I've looked at that too, even slowed it down frame-by-frame on the DVD (a Region 2 French disc), and still I can't quite see for certain what they did. Presumably they had a marksman shoot a fake arrow with a suction-cup tip that would stick to the actor's neck, which seems obvious and logical, but even in slow motion it's hard to see much clearly. The whole thing only took a second and it's still a bit blurred even when slowed down. But the effect is very realistic and cool-looking.
Pascal was played in his film debut by actor Booth Colman, who died last December at age 91. If you watch the scene closely, just before he's hit you can sort of tell he knows what's coming (as, obviously, he does), because he has a slightly frozen smile on his face and is somewhat stiff in his movements, clearly setting himself up for the arrow strike.

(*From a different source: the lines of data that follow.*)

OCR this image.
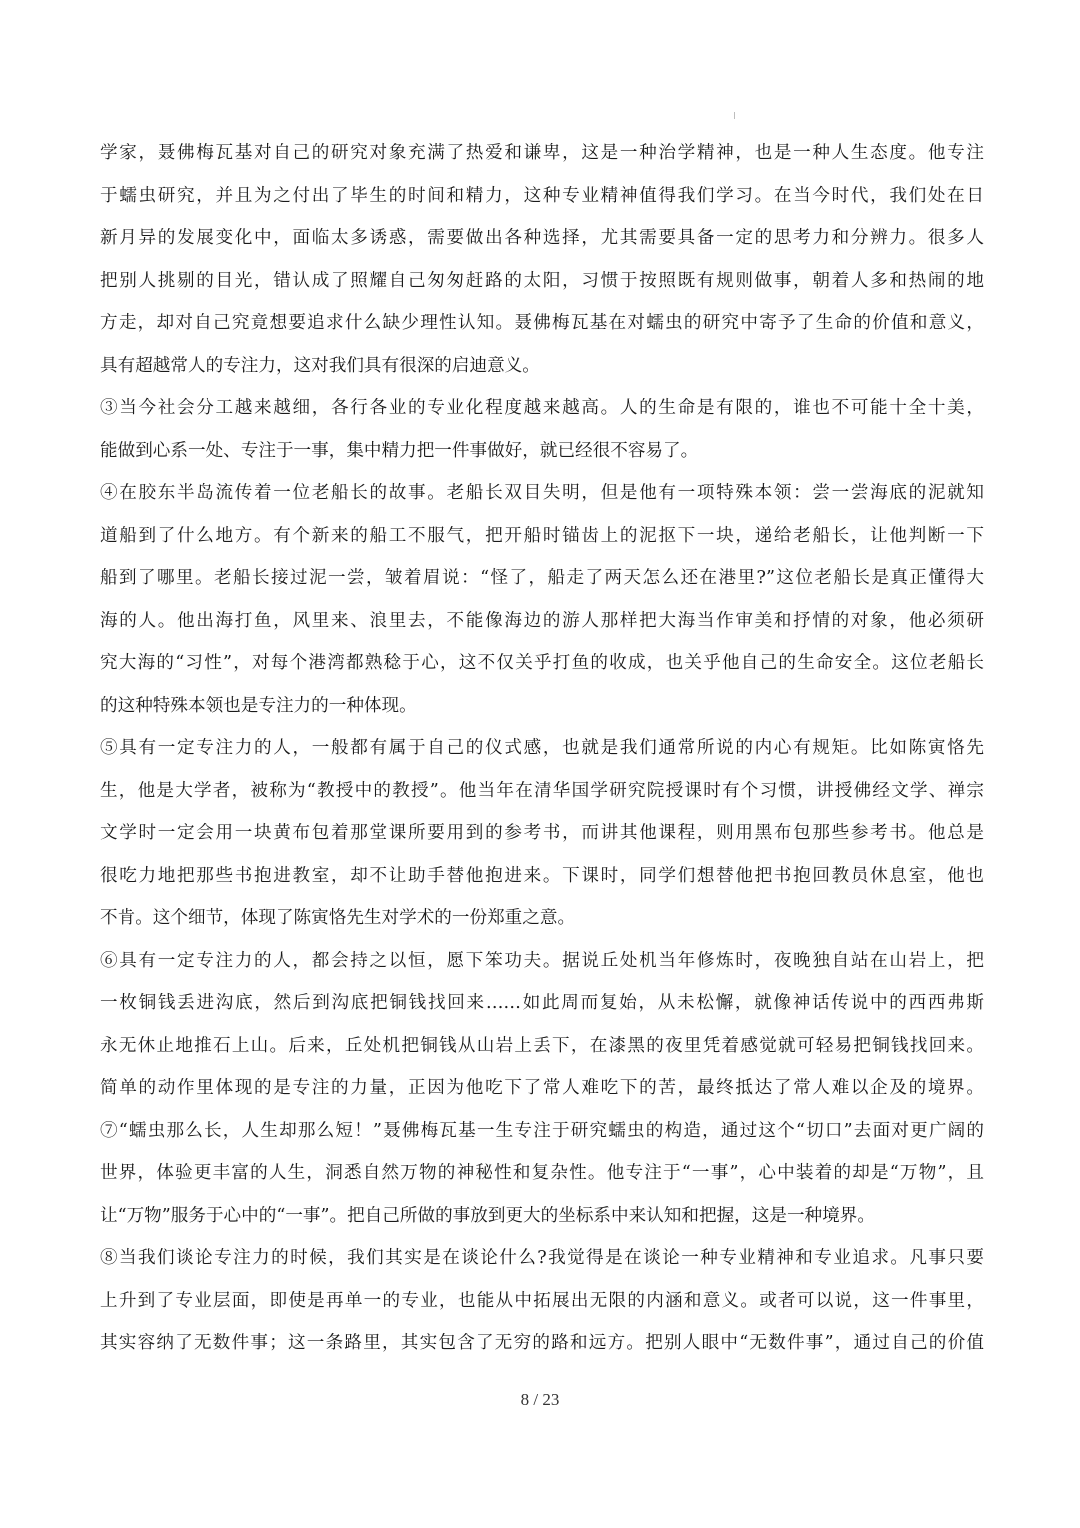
学家，聂佛梅瓦基对自己的研究对象充满了热爱和谦卑，这是一种治学精神，也是一种人生态度。他专注
于蠕虫研究，并且为之付出了毕生的时间和精力，这种专业精神值得我们学习。在当今时代，我们处在日
新月异的发展变化中，面临太多诱惑，需要做出各种选择，尤其需要具备一定的思考力和分辨力。很多人
把别人挑剔的目光，错认成了照耀自己匆匆赶路的太阳，习惯于按照既有规则做事，朝着人多和热闹的地
方走，却对自己究竟想要追求什么缺少理性认知。聂佛梅瓦基在对蠕虫的研究中寄予了生命的价值和意义，
具有超越常人的专注力，这对我们具有很深的启迪意义。
③当今社会分工越来越细，各行各业的专业化程度越来越高。人的生命是有限的，谁也不可能十全十美，
能做到心系一处、专注于一事，集中精力把一件事做好，就已经很不容易了。
④在胶东半岛流传着一位老船长的故事。老船长双目失明，但是他有一项特殊本领：尝一尝海底的泥就知
道船到了什么地方。有个新来的船工不服气，把开船时锚齿上的泥抠下一块，递给老船长，让他判断一下
船到了哪里。老船长接过泥一尝，皱着眉说：“怪了，船走了两天怎么还在港里?”这位老船长是真正懂得大
海的人。他出海打鱼，风里来、浪里去，不能像海边的游人那样把大海当作审美和抒情的对象，他必须研
究大海的“习性”，对每个港湾都熟稔于心，这不仅关乎打鱼的收成，也关乎他自己的生命安全。这位老船长
的这种特殊本领也是专注力的一种体现。
⑤具有一定专注力的人，一般都有属于自己的仪式感，也就是我们通常所说的内心有规矩。比如陈寅恪先
生，他是大学者，被称为“教授中的教授”。他当年在清华国学研究院授课时有个习惯，讲授佛经文学、禅宗
文学时一定会用一块黄布包着那堂课所要用到的参考书，而讲其他课程，则用黑布包那些参考书。他总是
很吃力地把那些书抱进教室，却不让助手替他抱进来。下课时，同学们想替他把书抱回教员休息室，他也
不肯。这个细节，体现了陈寅恪先生对学术的一份郑重之意。
⑥具有一定专注力的人，都会持之以恒，愿下笨功夫。据说丘处机当年修炼时，夜晚独自站在山岩上，把
一枚铜钱丢进沟底，然后到沟底把铜钱找回来……如此周而复始，从未松懈，就像神话传说中的西西弗斯
永无休止地推石上山。后来，丘处机把铜钱从山岩上丢下，在漆黑的夜里凭着感觉就可轻易把铜钱找回来。
简单的动作里体现的是专注的力量，正因为他吃下了常人难吃下的苦，最终抵达了常人难以企及的境界。
⑦“蠕虫那么长，人生却那么短！”聂佛梅瓦基一生专注于研究蠕虫的构造，通过这个“切口”去面对更广阔的
世界，体验更丰富的人生，洞悉自然万物的神秘性和复杂性。他专注于“一事”，心中装着的却是“万物”，且
让“万物”服务于心中的“一事”。把自己所做的事放到更大的坐标系中来认知和把握，这是一种境界。
⑧当我们谈论专注力的时候，我们其实是在谈论什么?我觉得是在谈论一种专业精神和专业追求。凡事只要
上升到了专业层面，即使是再单一的专业，也能从中拓展出无限的内涵和意义。或者可以说，这一件事里，
其实容纳了无数件事；这一条路里，其实包含了无穷的路和远方。把别人眼中“无数件事”，通过自己的价值
8 / 23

Definitely not an animated sequence -- Booth Colman's really being hit by a fake arrow. But it's damn convincing! You can still see it "in" him when he falls.
Maybe the other poster's Throne of Blood explanation is similar. But that was a much more involved take and most of the arrows stuck into Mifune's body area, where faking a hit is relatively easy. (They did a couple such shots in The Adventures of Robin Hood in 1938, for example.) Striking someone on his bare neck (which is also a much smaller target) is something else again.